Fontes e referências

ESO:

A&A: Detection of CO in Triton’s atmosphere and the nature of surface-atmosphere interactions

._._.

3 comentários

  1. Oi Helena, bem interessante sua colocação. Eu particularmente acredito que o que está acontecendo atualmente é algo que sempre aconteceu e sempre acontecerá. O problema é que a população mundial cresce muito rapidamente e a maioria começa a ocupar espaços que não são muito ‘seguros’ para se morar.

    Desta forma estão sujeitos aos fenômenos naturais que sempre ocorreram e sempre irão ocorrer, seja terremotos, furacoes, vulcoes, etc. De fato, a sequencia de eventos naturais ocorridos atualmente tem sido bem assutadora. Se você considerar que nos últimos 3 meses foram 3 terremotos devastadores em três regiões diferentes da terra, e isto sem falar nos vulcoes, chuvas, etc.

    Tambem nao sou muito de acreditar nestas histórias de “fim do mundo” assim como você, mas confesso que vendo estes desastres todos, fico meio que ‘desconfiado’… rsrs..

    Deixo como dica pra você, o documentário Cosmos do lendário Carl Sagan. Se ainda não assistiu eu te recomento. Se não tiver muito tempo disponível e/ou paciencia assista o último episódio da série intitulado “O Futuro da Terra”, ele vai dirimir todas as suas dúvidas de forma cética, clara e objetiva.

    Grande abraço, e estou aguardando também a opinião do Ricardo.

      • ROCA em 21/04/2010 às 11:35
        Autor

      Ericson e Helena,
      O que assistimos nada mais é que a manifestação natural de eventos de mudanças em nosso planeta. Nosso planeta está em contínua mutação e tem sido isto que sustenta a vida aqui. Se por um lado a movimentação tectônica de placas trás consigo os perigosos vulcões e devastadores tsunamis e terremotos, é graças a ela que a vida na Terra prosperou. Tanto é que hoje os cientistas afirmam que um exoplaneta sem atividade tectônica é um planeta morto (temos dois exemplos aqui no Sistema Solar: Marte e Vênus). Sugiro a leitura:

      Vida extraterrestre: a presença da tectônica de placas é condição necessária para a vida

      Podem as Super Terras serem superiores para hospedar a vida?

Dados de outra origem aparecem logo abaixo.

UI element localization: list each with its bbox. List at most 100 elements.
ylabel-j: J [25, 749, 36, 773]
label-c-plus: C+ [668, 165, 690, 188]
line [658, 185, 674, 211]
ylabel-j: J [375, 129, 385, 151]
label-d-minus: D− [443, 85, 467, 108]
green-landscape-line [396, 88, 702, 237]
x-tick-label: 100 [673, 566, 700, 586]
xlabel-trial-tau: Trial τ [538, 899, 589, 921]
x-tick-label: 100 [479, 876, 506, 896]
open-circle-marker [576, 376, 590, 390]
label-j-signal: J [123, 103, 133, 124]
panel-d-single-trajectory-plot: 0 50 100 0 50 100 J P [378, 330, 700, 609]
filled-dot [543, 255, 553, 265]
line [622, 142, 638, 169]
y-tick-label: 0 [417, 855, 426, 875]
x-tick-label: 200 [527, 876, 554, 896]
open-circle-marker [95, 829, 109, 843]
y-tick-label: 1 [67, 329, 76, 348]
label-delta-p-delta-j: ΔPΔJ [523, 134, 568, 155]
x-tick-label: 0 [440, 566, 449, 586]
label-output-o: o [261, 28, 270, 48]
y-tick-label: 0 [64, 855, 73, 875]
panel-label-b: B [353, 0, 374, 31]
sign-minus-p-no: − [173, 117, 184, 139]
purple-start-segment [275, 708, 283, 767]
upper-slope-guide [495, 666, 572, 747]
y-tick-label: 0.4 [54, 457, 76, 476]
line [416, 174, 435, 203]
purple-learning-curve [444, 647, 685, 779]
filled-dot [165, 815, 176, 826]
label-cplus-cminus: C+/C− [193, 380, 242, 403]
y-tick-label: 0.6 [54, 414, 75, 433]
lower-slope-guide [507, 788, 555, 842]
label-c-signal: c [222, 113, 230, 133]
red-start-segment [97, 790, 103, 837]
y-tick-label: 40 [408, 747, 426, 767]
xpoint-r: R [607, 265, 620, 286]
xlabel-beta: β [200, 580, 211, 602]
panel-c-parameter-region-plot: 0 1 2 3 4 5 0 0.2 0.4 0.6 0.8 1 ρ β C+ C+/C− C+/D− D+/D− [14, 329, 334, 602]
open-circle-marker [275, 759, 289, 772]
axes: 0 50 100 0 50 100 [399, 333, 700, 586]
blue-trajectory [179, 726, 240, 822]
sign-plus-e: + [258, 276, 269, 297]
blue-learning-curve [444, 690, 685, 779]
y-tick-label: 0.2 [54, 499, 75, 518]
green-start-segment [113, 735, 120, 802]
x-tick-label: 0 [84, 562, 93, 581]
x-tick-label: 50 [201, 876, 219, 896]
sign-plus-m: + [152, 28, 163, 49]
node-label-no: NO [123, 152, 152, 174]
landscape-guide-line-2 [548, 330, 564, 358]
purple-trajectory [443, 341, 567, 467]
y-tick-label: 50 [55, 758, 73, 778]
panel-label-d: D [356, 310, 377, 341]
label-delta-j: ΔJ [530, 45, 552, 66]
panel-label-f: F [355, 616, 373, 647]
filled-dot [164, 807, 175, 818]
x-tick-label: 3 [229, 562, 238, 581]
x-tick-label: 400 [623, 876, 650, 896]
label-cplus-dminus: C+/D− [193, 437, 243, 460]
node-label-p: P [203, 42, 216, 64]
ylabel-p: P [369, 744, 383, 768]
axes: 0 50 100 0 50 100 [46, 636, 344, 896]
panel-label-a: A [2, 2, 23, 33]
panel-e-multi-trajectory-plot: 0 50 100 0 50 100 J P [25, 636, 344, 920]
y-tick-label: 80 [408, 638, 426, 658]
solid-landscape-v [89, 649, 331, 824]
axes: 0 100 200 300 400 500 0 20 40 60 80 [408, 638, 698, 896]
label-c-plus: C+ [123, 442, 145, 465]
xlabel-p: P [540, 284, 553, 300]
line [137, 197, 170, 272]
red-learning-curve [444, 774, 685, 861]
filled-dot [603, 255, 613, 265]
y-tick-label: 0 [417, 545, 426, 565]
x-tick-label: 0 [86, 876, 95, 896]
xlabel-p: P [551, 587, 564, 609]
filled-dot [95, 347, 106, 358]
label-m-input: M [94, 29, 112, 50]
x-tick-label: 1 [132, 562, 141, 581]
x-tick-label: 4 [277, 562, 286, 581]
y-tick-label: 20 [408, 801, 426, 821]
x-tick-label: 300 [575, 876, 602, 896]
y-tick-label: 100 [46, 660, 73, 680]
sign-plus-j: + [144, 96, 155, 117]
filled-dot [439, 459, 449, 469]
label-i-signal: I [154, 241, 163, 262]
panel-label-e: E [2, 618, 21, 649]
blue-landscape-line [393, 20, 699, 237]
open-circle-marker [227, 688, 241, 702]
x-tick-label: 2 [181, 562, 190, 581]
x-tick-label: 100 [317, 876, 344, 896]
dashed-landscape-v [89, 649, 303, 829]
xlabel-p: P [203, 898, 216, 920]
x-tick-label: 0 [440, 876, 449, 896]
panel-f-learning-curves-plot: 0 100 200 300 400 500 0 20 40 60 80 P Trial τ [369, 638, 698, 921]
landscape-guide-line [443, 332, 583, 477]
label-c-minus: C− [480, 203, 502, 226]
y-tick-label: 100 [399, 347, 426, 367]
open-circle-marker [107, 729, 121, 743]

      Quanto ao fato de haver mais mortes isto também é infelizmente uma consequência natural do aumento da população e do empobrecimento, assunto explorado aqui:

      Há mais terremotos na Terra? Não! Há mais pessoas morando em áreas de alto risco!

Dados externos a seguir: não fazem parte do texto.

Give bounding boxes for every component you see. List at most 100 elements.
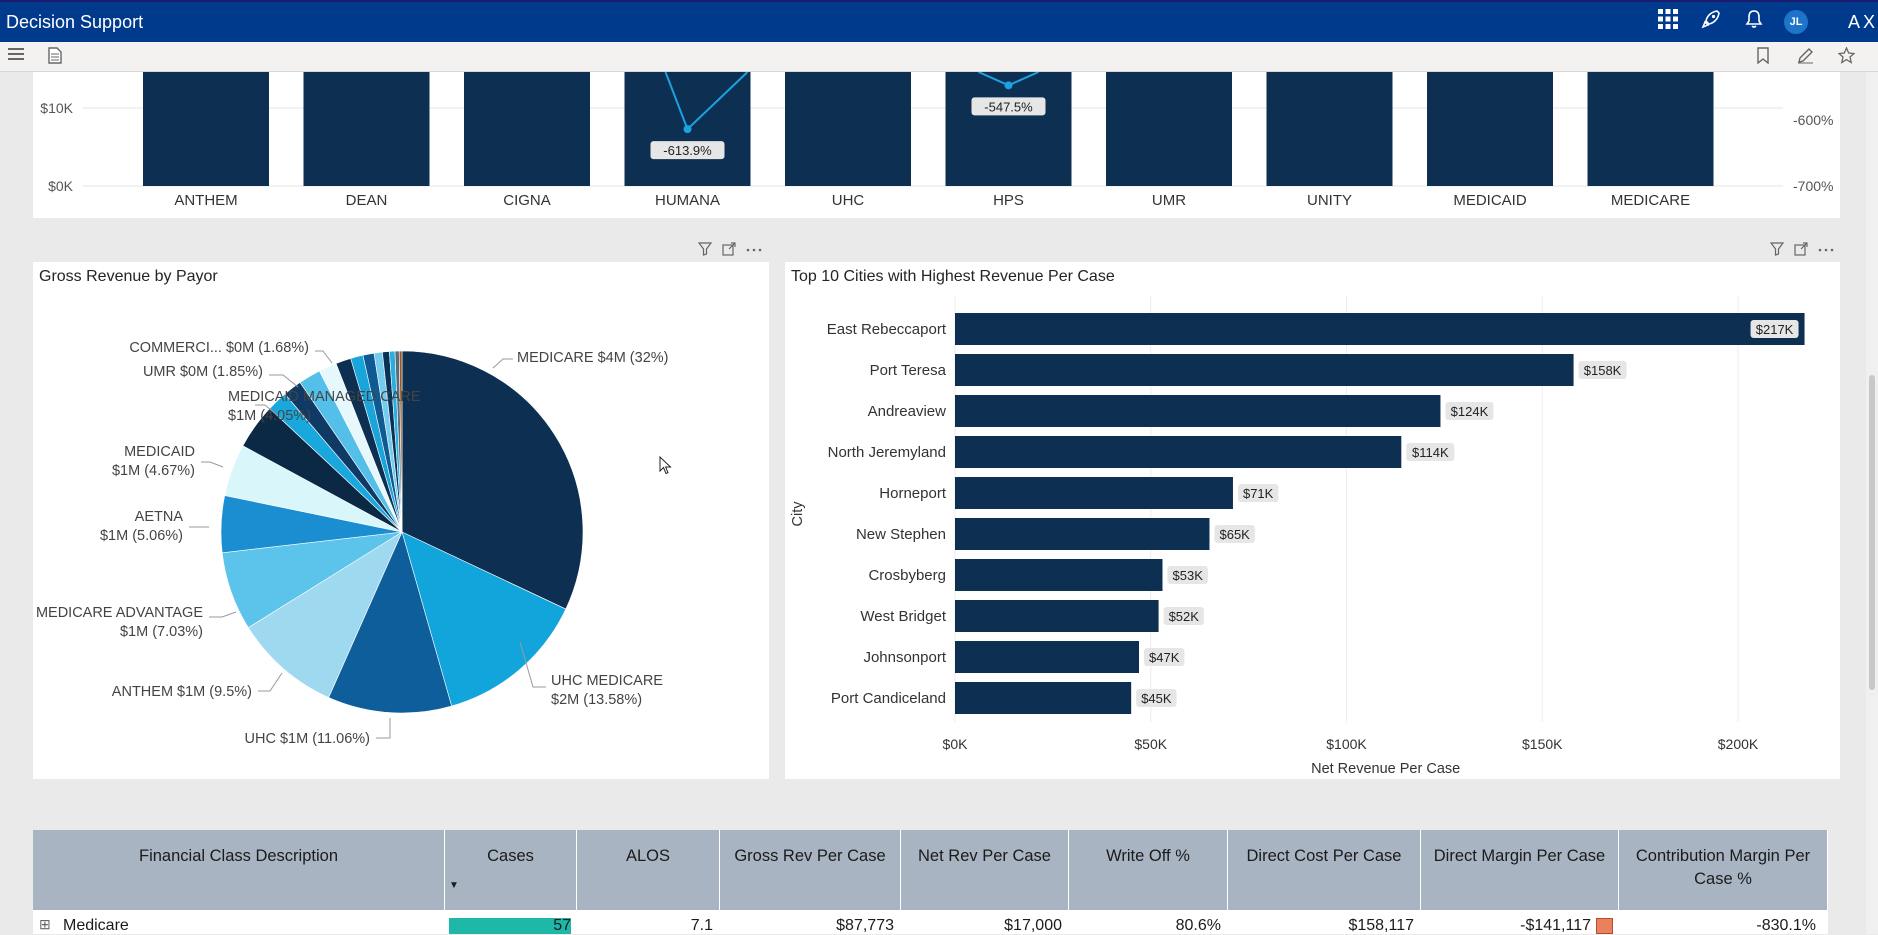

      ” Os especialistas em desastres e terremotos dizem que o cenário só irá piorar. Das 130 cidades no mundo com mais de 1 milhão de habitantes, mais da metade estão em locais com falhas geológicas, em regiões de alto risco, tornando-as mais propensas a terremotos, lembrou Bilham. “Eu calculei que atualmente mais de 400 milhões de pessoas correm riscos somente por causa disto”, completou Bilham. As nações em desenvolvimento, onde há uma explosão demográfica, não tem prestado atenção nos preparativos contra terremotos, comentou Bilham. “Se você tem graves problemas para se alimentar, você não vai efetivamente se preocupar com terremotos.” ”

  2. Olá Ricardo, gosto muito do seu blog e sempre o acesso, confiando de que aqui encontrarei material verdadeiramente científico e confiável, e com fontes confiáveis. Primeiramente ia comentar a respeito do post que achei interessantíssimo, porém, acabei de ver uma notícia que me assustou um pouco e peço desculpas por desviar do assunto do post. Eu até procurei seu email pelo blog, mas não o achei.
    .
    Nunca fui de acreditar nessa história de “fim do mundo”, nem em 99 e nem agora em 2012, porém os recentes acontecimentos tem sido um tanto assustadores. Primeiro as chuvas de proporções históricas, os terremotos, tsunamis, o vulcão na Islândia, e ao que parece um Meteoro que se desintegrou ao entrar em contato com a atmosfera iluminou 4 estados amricanos dia 15/04. Por que a NASA não falou nada a respeito desse meteoro? Por que nada foi divulgado até para acalmar as pessoas que já andam tão assustadas com as recentes loucuras que andam acontecendo. Nem mesmo o seu blog noticiou algo a respeito. E a Revista Época divulgou uma matéria falando que há uma companhia nuclear construindo abrigos contra o fim do mundo e que custa R$50.000 por pessoa.
    .
    O que você tem a dizer a respeito? Existe algo acontecendo que não sabemos? Independente de “calendário maia” e toda essa baboseira. Porque se continuar assim, a tendência é não chegarmos nem a 2012.